AOC’s worried about cow farts because she’s afraid they’ll sound more intelligent than the flatulence that’s coming from her own mouth...
A little correction to the physiology of cows, please.
Cows do not “fart” methane, they actually belch it, and it is exhaled with their breath. Cows are ruminants, and without the rumen, they would be quite unable to successfully digest grass or most fibrous foodstuffs.

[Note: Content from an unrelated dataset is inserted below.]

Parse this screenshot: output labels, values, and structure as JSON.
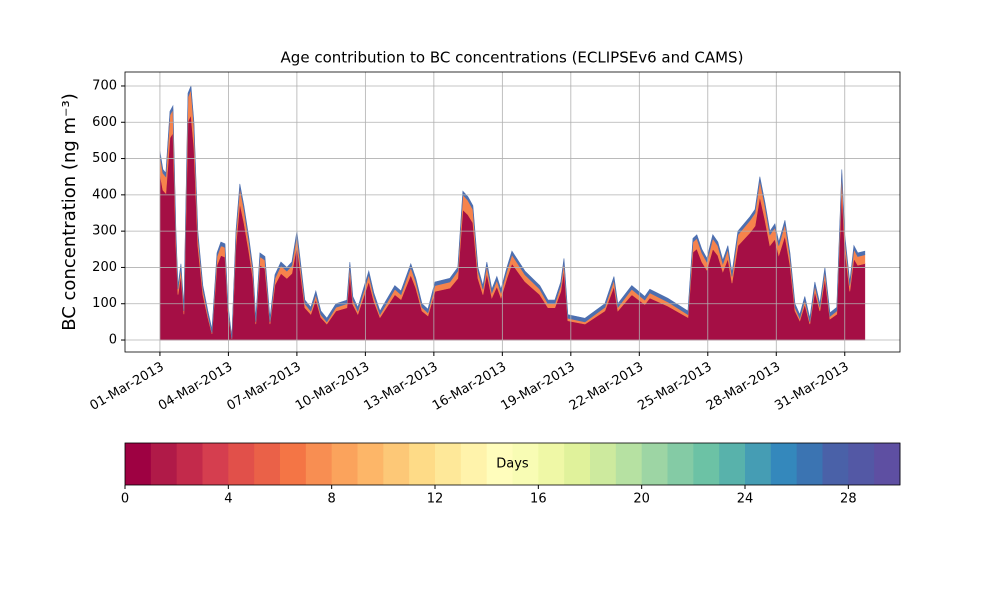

The cow, like most ruminants, has four distinct parts to process food before it reaches their intestine. There is the reticulum, where the grass, as it is eaten, first passes to, and is compressed into small balls about the size of a human fist. When finished grazing, the cow lies down, and in a carefully controlled regurgitation, these balls of grass come back up to the cow’s esophagus to the mouth, where they are chewed to a very fine consistency, then re-swallowed, following a different groove in the esophagus, and entering the rumen, which is essentially a large fermentation tank, with a huge colony of various microbiota, which actually do the job of digesting the grass and other fibrous foods. This is where the methane, among other side products, is formed, as well as virtually all the proteins, lipids, and most of the vitamins that eventually find their way into milk. After this processing of all the fibrous foods is taken to its final point, the now dying bacteria are passed to the omasum. The main functions of the omasum are to absorb short chain volatile fatty acids (acetate, propionate, and butyrate), electrolytes, and water. From here, the material passes to the abomasum, the “true stomach”, which acts in the same manner as in all other mammalian species, using hydrochloric acid and various glands to further process non-fibrous foods and the mass of now-dead microbiota into a slurry from which the intestines can extract all the energy and protein constituents that go to fuel and rebuild the rest of the body of the cow.
A completely different kind of microbiota takes over in the intestine, in which some methane is formed, but at very much smaller quantity than that produced in the rumen. Most of a cow’s “fart” is carbon dioxide.